Many of you may have noticed how, in recent years, many observers are often up in arms about Arsenal’s victory parades being organised before the trophies are actually won, as with this article in the Birmingham Mail about Saturday’s Final. Such articles however fail to take into account that you cannot simply shut off a busy road so close to Central London at less than 24 hours’ notice.

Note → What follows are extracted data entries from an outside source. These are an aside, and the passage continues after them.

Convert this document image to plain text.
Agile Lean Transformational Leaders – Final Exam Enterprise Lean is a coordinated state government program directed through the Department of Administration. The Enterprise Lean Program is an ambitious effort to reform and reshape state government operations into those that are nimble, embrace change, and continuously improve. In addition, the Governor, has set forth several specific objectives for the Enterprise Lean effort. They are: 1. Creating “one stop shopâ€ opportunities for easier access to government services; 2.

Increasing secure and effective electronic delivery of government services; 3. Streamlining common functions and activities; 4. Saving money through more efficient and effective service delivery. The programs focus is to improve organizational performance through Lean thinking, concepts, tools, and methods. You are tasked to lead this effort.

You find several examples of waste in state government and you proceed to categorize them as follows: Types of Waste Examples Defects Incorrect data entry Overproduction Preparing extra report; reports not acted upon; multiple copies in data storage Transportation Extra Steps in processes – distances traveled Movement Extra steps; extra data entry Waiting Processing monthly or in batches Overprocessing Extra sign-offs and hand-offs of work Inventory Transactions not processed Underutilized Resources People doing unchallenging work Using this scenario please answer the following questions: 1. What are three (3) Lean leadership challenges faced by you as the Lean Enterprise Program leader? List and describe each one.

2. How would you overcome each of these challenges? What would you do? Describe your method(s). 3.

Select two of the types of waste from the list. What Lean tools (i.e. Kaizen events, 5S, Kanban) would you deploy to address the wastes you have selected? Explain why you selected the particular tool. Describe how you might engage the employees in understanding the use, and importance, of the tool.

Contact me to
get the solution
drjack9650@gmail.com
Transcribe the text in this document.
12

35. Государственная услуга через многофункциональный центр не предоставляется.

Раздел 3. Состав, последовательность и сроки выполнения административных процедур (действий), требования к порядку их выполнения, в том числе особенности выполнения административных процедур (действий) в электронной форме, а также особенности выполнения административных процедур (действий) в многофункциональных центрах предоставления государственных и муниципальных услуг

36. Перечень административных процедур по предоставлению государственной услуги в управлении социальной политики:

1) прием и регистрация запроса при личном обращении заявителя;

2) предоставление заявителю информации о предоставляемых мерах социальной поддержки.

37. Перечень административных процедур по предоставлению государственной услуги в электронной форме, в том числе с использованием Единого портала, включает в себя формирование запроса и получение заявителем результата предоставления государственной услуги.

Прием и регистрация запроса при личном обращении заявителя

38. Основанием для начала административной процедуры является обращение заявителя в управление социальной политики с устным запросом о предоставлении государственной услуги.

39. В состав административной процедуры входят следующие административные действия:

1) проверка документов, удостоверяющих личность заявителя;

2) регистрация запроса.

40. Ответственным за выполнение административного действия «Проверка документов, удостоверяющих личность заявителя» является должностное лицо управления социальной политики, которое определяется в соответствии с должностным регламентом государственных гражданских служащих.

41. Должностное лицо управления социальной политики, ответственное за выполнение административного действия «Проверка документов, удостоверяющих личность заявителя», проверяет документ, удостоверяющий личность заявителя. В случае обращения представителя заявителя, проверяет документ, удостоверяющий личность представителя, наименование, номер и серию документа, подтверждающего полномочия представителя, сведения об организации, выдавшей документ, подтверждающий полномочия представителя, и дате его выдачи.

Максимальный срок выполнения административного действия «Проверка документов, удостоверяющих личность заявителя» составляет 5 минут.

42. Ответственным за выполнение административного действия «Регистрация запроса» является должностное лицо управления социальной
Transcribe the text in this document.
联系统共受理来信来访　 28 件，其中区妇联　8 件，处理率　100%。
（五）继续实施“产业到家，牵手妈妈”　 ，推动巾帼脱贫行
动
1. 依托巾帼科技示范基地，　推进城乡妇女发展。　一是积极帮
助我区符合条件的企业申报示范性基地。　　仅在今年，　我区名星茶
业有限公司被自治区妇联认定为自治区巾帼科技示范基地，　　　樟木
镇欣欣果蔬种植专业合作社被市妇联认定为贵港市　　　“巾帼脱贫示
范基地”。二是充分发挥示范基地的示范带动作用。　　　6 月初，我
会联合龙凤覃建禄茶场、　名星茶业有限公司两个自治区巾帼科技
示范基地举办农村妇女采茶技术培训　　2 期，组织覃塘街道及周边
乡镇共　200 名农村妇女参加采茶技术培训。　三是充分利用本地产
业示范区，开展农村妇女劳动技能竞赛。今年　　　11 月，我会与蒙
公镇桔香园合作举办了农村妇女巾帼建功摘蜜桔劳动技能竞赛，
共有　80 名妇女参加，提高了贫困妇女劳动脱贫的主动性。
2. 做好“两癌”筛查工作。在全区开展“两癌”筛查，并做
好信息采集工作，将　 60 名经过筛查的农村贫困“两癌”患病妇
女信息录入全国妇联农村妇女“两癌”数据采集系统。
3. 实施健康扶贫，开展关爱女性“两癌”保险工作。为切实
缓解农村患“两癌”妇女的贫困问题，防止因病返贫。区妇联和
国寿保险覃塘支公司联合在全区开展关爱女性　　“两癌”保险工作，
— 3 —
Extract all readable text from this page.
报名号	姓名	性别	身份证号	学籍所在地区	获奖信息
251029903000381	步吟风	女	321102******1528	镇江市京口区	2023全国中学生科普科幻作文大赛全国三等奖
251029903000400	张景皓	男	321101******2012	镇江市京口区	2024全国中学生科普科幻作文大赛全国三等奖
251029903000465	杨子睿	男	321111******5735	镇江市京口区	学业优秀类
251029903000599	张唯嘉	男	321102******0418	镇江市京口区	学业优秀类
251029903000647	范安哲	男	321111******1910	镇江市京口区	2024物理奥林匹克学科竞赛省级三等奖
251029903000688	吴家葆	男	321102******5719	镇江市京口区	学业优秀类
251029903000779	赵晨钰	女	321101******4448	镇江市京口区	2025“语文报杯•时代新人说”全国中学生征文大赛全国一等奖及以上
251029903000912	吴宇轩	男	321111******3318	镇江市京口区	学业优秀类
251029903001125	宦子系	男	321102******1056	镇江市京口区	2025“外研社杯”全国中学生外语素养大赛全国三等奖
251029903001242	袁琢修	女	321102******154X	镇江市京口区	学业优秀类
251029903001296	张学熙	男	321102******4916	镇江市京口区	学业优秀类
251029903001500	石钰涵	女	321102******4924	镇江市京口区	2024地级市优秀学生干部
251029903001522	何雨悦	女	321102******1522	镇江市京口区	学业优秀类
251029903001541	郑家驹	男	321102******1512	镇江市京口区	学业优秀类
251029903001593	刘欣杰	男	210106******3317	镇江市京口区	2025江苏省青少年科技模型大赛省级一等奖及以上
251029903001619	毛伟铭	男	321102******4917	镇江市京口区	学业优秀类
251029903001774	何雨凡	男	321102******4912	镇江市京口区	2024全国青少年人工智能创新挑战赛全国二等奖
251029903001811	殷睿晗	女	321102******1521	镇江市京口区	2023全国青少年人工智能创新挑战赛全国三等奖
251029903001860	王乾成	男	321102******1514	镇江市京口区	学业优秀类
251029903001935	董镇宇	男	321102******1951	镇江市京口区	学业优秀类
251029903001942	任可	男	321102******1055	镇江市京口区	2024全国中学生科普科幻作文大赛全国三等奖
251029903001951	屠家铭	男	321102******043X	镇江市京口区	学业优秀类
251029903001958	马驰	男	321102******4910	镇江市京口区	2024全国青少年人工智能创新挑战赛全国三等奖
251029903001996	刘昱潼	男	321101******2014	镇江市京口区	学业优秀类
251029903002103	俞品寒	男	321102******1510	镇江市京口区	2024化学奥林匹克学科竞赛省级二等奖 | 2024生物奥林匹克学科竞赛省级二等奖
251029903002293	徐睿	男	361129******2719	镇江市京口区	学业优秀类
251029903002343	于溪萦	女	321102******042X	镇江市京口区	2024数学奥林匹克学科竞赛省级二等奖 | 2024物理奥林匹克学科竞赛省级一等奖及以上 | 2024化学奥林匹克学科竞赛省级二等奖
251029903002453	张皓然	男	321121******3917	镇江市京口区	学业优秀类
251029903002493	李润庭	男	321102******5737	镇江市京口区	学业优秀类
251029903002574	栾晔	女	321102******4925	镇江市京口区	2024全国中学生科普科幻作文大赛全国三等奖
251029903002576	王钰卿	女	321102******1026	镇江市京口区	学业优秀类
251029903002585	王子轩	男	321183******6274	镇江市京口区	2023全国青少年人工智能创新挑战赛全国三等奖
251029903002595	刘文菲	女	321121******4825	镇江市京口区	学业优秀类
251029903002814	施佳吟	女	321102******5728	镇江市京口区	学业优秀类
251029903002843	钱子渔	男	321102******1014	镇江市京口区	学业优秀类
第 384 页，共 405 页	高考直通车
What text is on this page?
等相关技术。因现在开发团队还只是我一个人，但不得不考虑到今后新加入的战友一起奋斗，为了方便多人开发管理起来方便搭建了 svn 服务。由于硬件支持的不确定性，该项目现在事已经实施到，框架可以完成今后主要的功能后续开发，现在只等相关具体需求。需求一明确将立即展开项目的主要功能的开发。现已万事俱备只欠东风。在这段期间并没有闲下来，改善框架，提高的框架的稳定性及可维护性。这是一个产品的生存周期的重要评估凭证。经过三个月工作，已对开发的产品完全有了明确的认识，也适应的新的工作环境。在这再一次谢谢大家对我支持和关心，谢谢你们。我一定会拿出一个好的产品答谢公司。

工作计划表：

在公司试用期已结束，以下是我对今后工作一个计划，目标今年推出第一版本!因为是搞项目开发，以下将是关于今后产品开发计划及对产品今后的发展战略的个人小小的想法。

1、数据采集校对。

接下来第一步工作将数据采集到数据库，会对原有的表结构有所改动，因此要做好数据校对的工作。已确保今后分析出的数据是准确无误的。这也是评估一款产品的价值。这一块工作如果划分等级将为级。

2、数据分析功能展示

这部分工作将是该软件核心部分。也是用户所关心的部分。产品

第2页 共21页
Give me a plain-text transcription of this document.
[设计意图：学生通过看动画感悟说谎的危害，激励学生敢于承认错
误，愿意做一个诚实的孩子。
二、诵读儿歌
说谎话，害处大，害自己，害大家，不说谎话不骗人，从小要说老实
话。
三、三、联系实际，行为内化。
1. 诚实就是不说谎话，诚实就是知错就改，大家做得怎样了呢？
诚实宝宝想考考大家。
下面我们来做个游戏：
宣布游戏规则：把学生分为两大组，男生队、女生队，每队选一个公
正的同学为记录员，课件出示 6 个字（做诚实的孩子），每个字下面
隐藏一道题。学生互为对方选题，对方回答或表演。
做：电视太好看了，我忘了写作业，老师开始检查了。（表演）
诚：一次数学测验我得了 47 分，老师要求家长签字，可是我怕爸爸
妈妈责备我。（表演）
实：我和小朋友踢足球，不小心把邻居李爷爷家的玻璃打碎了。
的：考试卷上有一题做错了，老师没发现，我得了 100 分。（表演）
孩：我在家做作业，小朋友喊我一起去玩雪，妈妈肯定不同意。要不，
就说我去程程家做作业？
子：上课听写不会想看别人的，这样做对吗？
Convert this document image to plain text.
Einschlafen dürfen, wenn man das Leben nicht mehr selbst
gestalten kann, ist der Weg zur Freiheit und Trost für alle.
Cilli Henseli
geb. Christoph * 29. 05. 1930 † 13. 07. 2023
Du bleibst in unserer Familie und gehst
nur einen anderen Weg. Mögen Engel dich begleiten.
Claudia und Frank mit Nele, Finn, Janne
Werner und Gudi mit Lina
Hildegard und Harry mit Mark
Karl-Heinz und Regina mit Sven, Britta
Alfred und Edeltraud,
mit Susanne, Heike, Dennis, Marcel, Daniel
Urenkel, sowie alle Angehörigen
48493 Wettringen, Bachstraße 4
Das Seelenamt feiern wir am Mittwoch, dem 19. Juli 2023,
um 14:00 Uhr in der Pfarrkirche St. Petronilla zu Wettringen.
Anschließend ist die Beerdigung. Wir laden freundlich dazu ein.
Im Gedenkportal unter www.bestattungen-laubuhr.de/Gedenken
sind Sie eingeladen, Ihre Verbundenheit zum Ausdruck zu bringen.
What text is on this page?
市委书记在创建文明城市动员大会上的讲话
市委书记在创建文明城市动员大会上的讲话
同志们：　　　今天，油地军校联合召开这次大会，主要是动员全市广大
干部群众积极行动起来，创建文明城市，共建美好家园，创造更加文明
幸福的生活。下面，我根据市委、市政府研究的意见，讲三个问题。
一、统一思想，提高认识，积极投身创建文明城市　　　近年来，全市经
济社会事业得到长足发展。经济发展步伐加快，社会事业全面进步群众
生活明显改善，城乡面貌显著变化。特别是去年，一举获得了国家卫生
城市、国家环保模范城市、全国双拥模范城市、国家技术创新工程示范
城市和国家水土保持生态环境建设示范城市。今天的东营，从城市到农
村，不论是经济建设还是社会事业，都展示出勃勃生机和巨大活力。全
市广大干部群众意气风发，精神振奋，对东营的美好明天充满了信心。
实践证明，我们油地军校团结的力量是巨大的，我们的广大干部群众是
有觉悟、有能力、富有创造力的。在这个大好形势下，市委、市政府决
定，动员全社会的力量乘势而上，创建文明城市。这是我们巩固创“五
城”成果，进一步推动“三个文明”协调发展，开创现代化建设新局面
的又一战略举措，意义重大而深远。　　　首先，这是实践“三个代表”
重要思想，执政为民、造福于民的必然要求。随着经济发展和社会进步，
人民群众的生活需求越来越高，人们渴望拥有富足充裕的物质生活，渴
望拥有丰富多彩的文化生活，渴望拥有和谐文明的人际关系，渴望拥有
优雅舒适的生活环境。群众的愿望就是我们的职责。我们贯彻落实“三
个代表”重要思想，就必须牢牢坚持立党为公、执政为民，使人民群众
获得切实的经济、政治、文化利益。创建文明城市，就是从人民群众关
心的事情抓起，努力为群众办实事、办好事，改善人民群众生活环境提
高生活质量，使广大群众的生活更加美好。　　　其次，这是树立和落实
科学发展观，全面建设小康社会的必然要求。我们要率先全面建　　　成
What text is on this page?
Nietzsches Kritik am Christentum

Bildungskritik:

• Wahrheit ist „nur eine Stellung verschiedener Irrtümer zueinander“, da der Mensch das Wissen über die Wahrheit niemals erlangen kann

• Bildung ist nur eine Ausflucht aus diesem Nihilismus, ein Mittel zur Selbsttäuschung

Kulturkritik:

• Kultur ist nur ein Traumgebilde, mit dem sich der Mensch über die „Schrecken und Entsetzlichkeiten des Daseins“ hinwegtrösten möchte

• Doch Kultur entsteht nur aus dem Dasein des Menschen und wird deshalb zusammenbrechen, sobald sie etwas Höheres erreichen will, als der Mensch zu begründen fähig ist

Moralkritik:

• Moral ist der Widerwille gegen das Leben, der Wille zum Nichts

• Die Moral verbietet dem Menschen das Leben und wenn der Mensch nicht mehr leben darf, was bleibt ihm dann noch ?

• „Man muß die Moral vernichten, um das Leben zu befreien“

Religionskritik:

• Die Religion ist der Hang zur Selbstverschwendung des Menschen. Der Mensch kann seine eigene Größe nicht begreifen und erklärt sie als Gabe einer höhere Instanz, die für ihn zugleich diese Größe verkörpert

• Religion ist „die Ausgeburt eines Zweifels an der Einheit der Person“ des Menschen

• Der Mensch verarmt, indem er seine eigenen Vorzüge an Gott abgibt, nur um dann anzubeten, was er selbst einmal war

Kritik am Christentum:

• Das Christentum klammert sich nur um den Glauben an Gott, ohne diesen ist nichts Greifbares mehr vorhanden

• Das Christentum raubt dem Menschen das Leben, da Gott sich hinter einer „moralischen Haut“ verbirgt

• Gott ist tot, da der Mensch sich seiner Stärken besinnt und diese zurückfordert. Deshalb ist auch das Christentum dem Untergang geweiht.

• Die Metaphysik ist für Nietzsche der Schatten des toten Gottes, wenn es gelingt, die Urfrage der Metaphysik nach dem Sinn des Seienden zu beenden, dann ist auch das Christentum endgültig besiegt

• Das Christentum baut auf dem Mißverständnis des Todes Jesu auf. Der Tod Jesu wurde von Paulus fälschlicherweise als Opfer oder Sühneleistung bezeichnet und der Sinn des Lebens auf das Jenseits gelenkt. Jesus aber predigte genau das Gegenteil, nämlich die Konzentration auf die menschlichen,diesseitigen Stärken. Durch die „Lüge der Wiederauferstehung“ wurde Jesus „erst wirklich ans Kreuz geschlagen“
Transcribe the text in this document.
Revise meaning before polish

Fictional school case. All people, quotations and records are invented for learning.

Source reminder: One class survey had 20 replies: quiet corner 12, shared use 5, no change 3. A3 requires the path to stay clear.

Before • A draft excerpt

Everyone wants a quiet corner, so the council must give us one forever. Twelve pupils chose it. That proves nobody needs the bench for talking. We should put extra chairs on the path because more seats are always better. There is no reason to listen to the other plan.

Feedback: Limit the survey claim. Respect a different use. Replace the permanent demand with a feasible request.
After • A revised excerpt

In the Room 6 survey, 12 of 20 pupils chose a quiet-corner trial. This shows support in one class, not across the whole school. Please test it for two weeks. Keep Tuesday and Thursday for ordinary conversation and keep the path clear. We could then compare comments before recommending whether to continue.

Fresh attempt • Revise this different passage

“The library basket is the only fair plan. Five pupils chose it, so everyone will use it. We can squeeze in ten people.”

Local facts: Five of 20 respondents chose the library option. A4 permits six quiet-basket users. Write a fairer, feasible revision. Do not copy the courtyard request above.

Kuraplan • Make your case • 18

In 1980 however – even after losing two finals that they reasonably expected to win – as this ITN footage shows, the civic reception and open top bus parade for Arsenal’s 1980 squad, still actually went ahead!
The double defeat of 1980, along with the departure of playmaker Liam Brady, brought with it the end of an era for Arsenal, who never reached another final for the following seven years. Though George Graham brought trophy winning habits back to Highbury after his appointment in 1986, it would be another thirteen years on from the West Ham defeat before Arsenal would reach another FA Cup Final, which came during the first season of the ‘whole new ball game’ era of the FA Premier League, which will be elaborated on in my second instalment tomorrow.